Do you think that artificial heart technology is where you envisioned it to be when you designed the first artificial heart almost thirty years ago?
No, not at all. [The Jarvik 7, now called the CardioWest heart] has been approved as a temporary heart for bridge-to-transplant and they're working on portable power systems for it, but I really don't believe anymore that it's very wise to remove a diseased natural heart. We're learning that many hearts that had seemed to be hopelessly damaged by heart disease are recoverable. They may not become well enough to take over immediately, but they get better. So I think that it's a rare circumstance that it's best to remove a natural heart and replace it with a mechanical heart.
I think that tiny blood pumps like the Jarvik 2000 will be much better than the types of total replacement hearts that the Jarvik 7 is. I'm not saying the old technology doesn't have usefulness. The CardioWest is doing very well and it's saving lives, but I think that if you want to make a long-term treatment for someone with otherwise incurable heart disease, you should treat them sooner; you don't want to take their natural heart out, you want to assist it to get better.
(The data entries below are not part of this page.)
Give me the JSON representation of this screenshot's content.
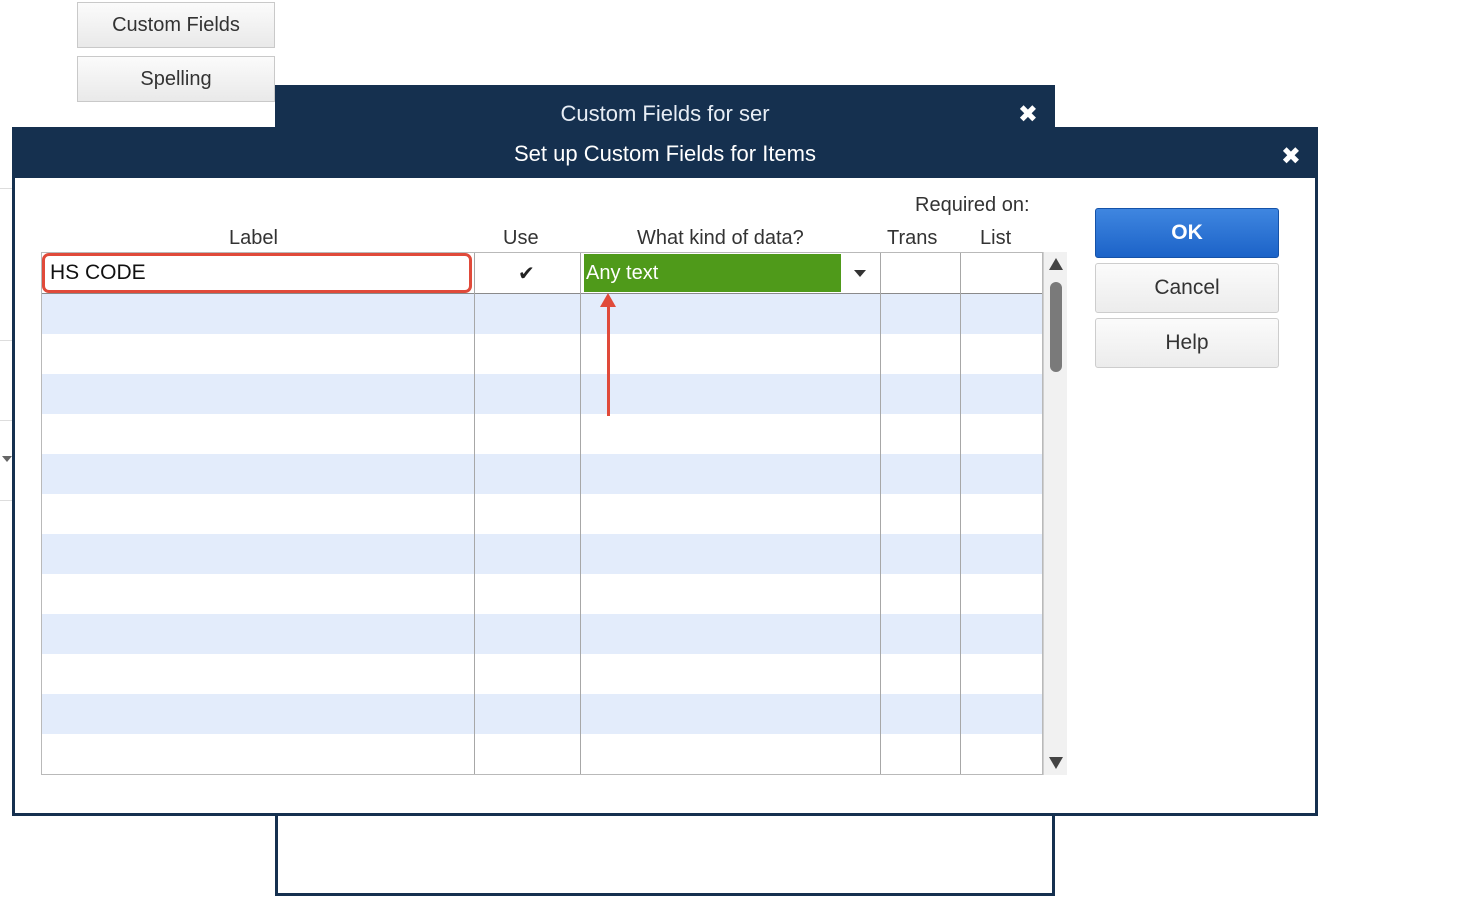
{
  "background": {
    "side_buttons": [
      "Custom Fields",
      "Spelling"
    ],
    "back_dialog_title": "Custom Fields for ser"
  },
  "dialog": {
    "title": "Set up Custom Fields for Items",
    "close_glyph": "✖"
  },
  "table": {
    "headers": {
      "label": "Label",
      "use": "Use",
      "kind": "What kind of data?",
      "required_on": "Required on:",
      "trans": "Trans",
      "list": "List"
    },
    "first_row": {
      "label": "HS CODE",
      "use": "✔",
      "kind": "Any text"
    }
  },
  "buttons": {
    "ok": "OK",
    "cancel": "Cancel",
    "help": "Help"
  },
  "colors": {
    "title_bar": "#15304f",
    "ok_button": "#1c63c8",
    "selected_kind": "#4f9a1a",
    "annotation": "#e04a3a",
    "alt_row": "#e3ecfb"
  }
}
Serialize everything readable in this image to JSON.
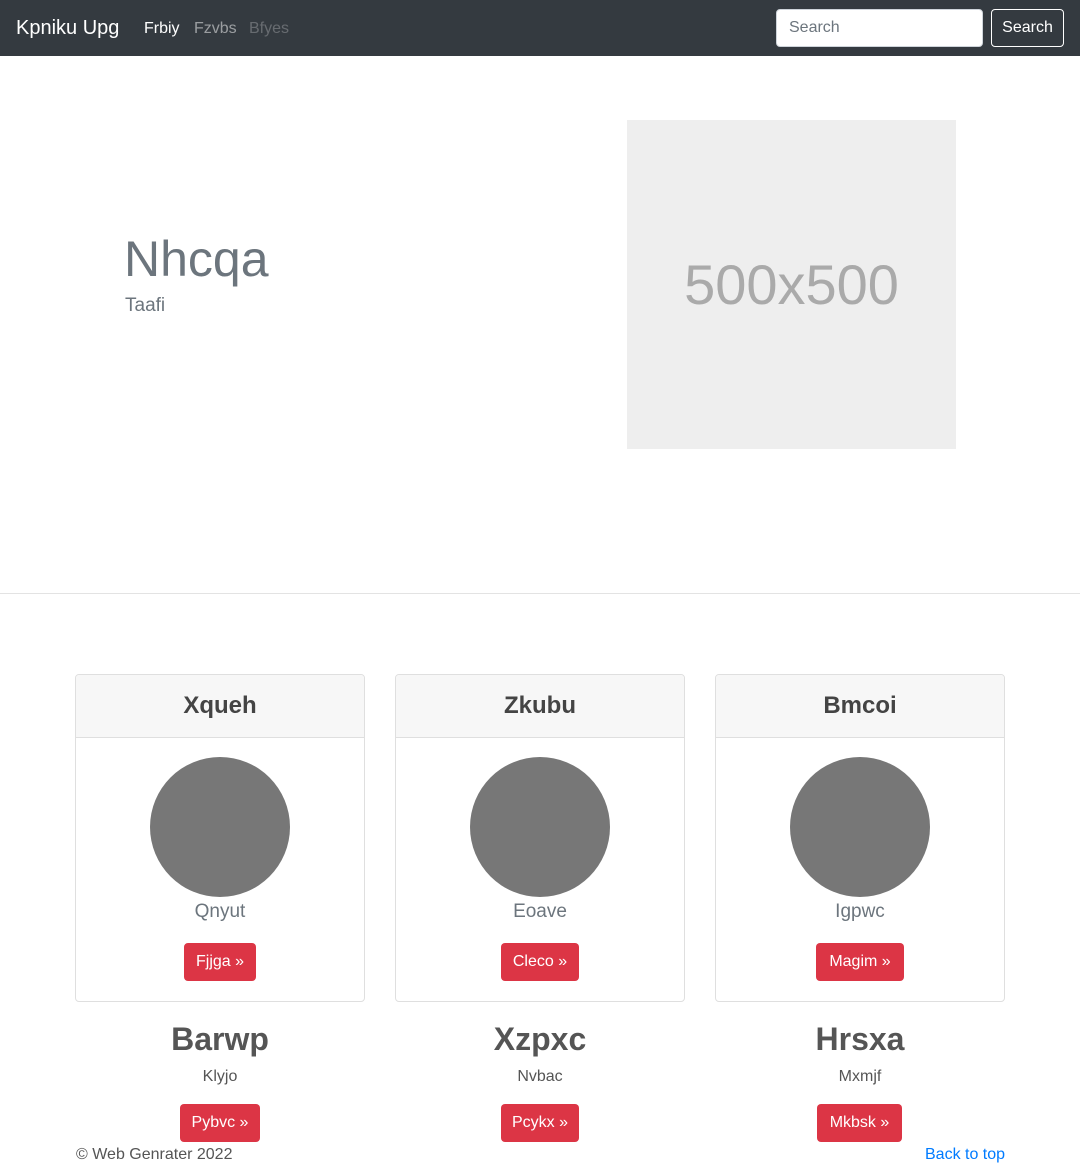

And the technology for these two options is drastically different. The miniature rotary blood pumps are totally silent; they're very simple, very small, and highly reliable. The only thing they have in common is the result that blood gets pumped, but the way it all works is much better than it used to be. So I think there should be much more research focused on better ventricular-assist devices like the Jarvik 2000.
What direction do you think the research should take in the future?
I think that there are a lot of ways to apply miniature blood pumps, and there are many different patient circumstances. For example, there are patients with congenital heart disease, which means malformation of the heart that they're born with, and those kinds of conditions are going to be able to be treated with small blood pumps that can save children. So there's a lot of potential for different applications, and I think the important thing is to really understand how to make this kind of pump work and how to power it and control it so that there will be more and more designs for different sizes and varieties of applications.
We're working on about four or five different types of miniature pumps right now and there will be quite a few kinds of applications. For example, in addition to the children's version of Jarvik 2000, there's one for infants and one that's for temporary support of the heart in patients that won't need a permanent pump for the rest of their lives.
Of all your accomplishments, which are you most proud of?
The Jarvik 2000, which was developed in part with a National Institutes of Health contract. The goal of the program was to create a heart that would be suitable for five years of high quality of life. What I'm very proud of is the fact that the very first patient in whom we implanted it for permanent use is now at five years of survival. It's very difficult to do this at all but to do it well enough that it actually achieved its goal in the very first patient is unusual, and it's nice that it happened that way.
What's the most challenging part of artificial-heart research?
I think the most challenging task is to find a solution that meets all the diverse needs. You have to find a solution that's suitable in so many numerous ways you know, ethical, medical, engineering, that's the hard part.